Andreas Perr verklagt einen Pfarrer, der ihn sexuell missbrauchte. Und den ehemaligen Erzbischof und Papst Benedikt XVI., der den Täter geschützt haben soll.

Marcus Bensmann | ZEIT ONLINE

Der Mann, der den Ex-Papst verklagt, tritt nun erstmals mit seinem vollen Namen in die Öffentlichkeit. Nicht mehr er, sondern die Täter sollen sich schämen.
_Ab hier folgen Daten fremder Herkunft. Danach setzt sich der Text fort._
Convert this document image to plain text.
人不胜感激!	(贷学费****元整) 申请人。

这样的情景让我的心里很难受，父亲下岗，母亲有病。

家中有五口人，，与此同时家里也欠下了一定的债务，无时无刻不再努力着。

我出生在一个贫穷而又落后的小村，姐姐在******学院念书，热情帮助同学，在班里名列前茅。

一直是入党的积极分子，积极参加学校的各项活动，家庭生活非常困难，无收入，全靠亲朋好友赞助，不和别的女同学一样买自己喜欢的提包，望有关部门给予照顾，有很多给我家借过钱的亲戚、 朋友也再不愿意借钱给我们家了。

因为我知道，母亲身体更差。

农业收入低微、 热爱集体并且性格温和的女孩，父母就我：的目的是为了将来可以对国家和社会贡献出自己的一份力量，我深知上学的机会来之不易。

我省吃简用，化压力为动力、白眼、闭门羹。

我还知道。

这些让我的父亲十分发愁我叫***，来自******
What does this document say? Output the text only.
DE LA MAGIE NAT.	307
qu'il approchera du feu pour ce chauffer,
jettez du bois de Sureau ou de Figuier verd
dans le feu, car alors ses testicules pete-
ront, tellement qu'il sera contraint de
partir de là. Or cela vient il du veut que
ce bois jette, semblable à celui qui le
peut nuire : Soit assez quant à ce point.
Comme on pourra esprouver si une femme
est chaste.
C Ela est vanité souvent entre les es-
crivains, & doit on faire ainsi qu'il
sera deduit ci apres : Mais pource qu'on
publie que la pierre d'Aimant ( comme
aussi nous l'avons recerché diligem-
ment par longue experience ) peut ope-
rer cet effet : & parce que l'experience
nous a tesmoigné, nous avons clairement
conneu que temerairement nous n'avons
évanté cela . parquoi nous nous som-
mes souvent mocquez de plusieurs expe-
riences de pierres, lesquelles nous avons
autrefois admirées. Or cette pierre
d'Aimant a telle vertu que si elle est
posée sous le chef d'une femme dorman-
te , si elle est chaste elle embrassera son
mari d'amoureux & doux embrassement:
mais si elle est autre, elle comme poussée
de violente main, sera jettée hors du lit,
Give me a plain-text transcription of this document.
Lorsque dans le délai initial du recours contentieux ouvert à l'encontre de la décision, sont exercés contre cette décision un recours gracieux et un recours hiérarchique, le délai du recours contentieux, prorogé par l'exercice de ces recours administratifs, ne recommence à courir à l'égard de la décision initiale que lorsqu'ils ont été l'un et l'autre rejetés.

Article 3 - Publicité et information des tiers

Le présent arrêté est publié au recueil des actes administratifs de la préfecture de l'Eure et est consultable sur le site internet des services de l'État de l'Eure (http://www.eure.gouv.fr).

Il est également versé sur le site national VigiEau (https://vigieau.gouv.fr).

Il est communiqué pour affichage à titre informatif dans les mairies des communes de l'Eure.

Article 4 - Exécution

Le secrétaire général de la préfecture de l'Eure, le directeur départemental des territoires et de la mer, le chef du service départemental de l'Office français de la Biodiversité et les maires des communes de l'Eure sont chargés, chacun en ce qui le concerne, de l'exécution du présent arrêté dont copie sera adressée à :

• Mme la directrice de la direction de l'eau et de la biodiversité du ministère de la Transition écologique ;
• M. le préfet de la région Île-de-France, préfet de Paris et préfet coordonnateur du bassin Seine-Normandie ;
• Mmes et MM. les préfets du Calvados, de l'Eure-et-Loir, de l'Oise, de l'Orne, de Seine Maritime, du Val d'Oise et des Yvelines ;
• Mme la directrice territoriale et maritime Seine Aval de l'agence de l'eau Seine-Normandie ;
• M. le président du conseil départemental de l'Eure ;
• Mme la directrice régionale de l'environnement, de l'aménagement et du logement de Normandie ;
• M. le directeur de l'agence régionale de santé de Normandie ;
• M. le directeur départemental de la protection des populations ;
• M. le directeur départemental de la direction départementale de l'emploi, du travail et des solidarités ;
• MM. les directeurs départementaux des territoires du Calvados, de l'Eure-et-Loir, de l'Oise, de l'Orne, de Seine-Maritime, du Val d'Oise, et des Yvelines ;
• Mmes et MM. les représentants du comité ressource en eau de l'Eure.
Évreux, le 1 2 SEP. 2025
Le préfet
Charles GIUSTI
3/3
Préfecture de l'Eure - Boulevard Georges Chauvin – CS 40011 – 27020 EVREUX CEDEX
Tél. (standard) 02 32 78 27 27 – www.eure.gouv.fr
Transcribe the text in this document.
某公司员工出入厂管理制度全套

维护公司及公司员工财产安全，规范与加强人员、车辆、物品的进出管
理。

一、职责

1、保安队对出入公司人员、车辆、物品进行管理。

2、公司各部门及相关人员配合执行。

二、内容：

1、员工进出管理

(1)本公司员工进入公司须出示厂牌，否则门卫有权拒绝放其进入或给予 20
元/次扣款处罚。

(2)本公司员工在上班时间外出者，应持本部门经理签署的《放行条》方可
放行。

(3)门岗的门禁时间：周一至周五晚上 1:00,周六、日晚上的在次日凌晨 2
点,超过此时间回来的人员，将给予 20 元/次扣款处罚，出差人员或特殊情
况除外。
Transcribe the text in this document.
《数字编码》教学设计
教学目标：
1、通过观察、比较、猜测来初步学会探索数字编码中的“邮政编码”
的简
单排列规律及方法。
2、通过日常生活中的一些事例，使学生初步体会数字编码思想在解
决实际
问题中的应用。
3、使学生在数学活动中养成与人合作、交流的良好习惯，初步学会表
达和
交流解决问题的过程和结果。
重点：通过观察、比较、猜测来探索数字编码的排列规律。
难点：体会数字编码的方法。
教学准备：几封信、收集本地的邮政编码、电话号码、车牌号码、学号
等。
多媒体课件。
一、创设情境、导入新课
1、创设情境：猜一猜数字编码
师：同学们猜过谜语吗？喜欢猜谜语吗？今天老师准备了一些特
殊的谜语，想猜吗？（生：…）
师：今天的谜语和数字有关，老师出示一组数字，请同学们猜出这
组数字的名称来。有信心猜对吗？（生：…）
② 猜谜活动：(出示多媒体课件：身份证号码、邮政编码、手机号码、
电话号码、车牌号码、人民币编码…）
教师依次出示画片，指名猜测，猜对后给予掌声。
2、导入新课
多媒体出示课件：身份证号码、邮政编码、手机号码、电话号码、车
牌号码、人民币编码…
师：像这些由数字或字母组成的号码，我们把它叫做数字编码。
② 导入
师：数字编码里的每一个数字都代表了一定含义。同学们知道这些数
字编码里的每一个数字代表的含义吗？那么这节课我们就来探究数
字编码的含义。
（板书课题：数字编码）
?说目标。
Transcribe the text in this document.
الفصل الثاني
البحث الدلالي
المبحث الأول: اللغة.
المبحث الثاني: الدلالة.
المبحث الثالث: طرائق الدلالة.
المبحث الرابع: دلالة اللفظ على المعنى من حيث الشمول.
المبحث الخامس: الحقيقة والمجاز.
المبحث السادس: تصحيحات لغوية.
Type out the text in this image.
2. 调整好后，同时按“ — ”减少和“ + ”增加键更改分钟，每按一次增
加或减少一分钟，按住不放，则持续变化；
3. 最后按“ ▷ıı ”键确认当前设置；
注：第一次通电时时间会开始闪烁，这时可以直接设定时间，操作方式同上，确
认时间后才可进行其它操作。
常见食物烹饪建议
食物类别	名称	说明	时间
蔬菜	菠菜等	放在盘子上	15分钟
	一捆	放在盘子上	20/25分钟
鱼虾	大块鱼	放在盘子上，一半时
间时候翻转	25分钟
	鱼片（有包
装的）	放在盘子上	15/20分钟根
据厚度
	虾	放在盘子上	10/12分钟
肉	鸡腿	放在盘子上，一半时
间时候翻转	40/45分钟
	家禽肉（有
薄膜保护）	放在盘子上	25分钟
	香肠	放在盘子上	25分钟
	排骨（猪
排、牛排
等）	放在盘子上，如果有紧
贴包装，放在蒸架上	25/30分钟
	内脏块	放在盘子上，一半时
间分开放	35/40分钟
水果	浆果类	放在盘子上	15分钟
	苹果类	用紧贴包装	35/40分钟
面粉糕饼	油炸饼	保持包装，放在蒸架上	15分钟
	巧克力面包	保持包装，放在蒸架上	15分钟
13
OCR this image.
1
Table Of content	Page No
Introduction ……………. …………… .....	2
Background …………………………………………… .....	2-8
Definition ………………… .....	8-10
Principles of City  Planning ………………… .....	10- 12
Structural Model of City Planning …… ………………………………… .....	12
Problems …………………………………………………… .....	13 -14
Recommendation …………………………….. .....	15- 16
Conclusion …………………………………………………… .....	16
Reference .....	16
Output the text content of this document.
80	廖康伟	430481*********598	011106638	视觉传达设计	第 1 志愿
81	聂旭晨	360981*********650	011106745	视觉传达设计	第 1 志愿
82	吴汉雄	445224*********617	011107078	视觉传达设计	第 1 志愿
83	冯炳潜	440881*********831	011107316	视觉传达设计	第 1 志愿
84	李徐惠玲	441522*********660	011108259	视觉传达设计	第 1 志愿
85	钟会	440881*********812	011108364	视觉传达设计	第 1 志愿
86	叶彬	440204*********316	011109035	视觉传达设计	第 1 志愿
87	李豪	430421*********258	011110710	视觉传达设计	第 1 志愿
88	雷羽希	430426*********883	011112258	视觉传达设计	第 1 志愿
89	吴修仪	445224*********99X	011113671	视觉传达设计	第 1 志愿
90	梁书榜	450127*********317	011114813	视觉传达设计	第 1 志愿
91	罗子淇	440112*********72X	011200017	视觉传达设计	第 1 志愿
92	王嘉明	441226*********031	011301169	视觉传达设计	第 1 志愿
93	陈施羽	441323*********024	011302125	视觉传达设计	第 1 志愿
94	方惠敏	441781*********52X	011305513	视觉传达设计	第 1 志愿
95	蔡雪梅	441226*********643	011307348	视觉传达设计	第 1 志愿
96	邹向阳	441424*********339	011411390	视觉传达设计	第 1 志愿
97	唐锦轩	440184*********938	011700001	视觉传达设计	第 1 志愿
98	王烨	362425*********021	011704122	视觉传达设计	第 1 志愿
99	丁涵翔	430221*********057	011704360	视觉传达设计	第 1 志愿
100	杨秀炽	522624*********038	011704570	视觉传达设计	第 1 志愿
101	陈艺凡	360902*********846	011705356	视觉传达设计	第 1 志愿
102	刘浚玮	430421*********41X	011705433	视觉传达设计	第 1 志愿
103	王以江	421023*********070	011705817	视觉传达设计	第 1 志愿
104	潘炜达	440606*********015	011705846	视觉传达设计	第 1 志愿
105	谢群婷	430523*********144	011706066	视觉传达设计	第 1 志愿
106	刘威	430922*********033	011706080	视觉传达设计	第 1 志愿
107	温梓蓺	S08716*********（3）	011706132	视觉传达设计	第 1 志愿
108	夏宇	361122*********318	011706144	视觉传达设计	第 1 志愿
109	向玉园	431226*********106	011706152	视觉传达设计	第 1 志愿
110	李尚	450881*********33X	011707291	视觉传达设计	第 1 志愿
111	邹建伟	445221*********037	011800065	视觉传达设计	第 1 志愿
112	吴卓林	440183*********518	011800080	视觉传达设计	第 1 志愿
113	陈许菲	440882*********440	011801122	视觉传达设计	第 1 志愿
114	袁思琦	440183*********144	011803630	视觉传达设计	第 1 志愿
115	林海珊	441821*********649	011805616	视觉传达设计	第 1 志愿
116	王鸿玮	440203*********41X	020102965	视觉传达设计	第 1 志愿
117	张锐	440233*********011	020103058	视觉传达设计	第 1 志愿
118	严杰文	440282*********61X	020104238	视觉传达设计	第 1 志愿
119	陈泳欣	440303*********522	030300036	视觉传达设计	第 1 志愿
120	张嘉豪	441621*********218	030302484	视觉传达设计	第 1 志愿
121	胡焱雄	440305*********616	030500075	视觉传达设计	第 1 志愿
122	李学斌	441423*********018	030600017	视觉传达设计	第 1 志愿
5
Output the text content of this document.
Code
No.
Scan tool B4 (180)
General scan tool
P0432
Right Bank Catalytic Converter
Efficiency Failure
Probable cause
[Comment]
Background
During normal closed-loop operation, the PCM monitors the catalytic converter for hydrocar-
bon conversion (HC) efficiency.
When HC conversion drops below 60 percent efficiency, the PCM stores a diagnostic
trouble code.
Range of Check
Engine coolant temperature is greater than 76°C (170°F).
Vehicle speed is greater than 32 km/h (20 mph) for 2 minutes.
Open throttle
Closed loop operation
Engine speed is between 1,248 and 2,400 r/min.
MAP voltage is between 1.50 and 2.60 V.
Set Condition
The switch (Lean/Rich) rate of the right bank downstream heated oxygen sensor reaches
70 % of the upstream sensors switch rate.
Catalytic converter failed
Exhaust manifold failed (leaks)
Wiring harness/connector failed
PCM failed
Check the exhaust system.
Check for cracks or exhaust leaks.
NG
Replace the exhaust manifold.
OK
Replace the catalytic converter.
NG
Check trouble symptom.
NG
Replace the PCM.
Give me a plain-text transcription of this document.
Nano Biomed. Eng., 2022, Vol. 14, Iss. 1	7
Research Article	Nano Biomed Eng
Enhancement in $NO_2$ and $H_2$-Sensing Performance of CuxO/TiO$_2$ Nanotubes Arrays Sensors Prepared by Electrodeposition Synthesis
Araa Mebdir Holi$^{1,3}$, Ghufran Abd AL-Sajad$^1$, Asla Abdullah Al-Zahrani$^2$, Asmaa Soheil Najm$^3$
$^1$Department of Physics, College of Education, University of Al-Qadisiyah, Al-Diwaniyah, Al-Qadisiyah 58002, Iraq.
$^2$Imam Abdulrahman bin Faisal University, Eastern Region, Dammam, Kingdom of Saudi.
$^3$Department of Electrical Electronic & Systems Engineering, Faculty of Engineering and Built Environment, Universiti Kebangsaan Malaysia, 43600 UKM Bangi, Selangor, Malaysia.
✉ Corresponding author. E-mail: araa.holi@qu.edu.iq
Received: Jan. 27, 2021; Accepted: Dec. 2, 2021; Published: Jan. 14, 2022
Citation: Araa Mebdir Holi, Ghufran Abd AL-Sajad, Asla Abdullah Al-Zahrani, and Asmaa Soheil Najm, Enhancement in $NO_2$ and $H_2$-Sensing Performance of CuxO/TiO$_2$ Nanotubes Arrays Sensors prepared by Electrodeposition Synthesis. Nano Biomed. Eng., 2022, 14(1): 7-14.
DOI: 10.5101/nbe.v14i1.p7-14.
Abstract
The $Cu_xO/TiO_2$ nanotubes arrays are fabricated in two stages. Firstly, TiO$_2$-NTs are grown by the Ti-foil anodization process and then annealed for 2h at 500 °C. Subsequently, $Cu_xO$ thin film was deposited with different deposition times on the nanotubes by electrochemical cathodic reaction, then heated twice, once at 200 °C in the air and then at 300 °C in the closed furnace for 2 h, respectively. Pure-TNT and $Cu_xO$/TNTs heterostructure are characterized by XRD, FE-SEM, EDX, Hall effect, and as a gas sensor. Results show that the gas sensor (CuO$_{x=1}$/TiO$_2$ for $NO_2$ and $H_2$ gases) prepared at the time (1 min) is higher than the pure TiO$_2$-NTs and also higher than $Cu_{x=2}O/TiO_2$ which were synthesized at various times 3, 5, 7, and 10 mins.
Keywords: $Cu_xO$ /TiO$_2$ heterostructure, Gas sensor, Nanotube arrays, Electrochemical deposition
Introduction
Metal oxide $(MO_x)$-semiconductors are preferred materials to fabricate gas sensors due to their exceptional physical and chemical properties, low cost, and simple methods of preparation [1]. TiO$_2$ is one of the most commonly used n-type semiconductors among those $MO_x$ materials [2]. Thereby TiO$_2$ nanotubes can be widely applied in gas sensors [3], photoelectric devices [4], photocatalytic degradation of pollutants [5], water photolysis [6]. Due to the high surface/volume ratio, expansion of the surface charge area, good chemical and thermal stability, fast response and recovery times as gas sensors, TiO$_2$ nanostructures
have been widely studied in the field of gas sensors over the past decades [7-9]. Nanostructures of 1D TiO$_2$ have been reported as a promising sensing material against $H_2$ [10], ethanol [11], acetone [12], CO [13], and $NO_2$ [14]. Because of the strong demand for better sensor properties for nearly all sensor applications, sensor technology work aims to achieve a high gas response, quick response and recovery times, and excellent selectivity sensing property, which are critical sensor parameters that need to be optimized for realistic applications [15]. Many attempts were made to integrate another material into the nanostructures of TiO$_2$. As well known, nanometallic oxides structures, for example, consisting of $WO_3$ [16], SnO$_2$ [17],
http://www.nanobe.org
Andreas Perr, 38 Jahre alt, will sich nicht mehr verstecken, seinen Namen nicht mehr anonymisieren. „Für mich ist es einfach besser, zu sagen, was passiert ist, und das hilft mir“, sagte er Correctiv, Bayerischem Rundfunk und ZEIT ONLINE.

Perr war etwa zwölf Jahre alt, als ein Pfarrer in Bayern ihn und einen seiner Freunde im Pfarrhaus zum Anschauen von Pornofilmen nötigte. Der Täter soll Pfarrer Peter H. sein, der heute im Zentrum eines der größten Missbrauchsskandale der katholischen Kirche steht. Ende der Achtzigerjahre war H. nach mehreren Versetzungen in die oberbayerische Gemeinde Garching an der Alz gekommen, wo er über 20 Jahre blieb – und mehrere Jungen missbraucht haben soll. Andreas Perr sagt, er sei einer von ihnen gewesen.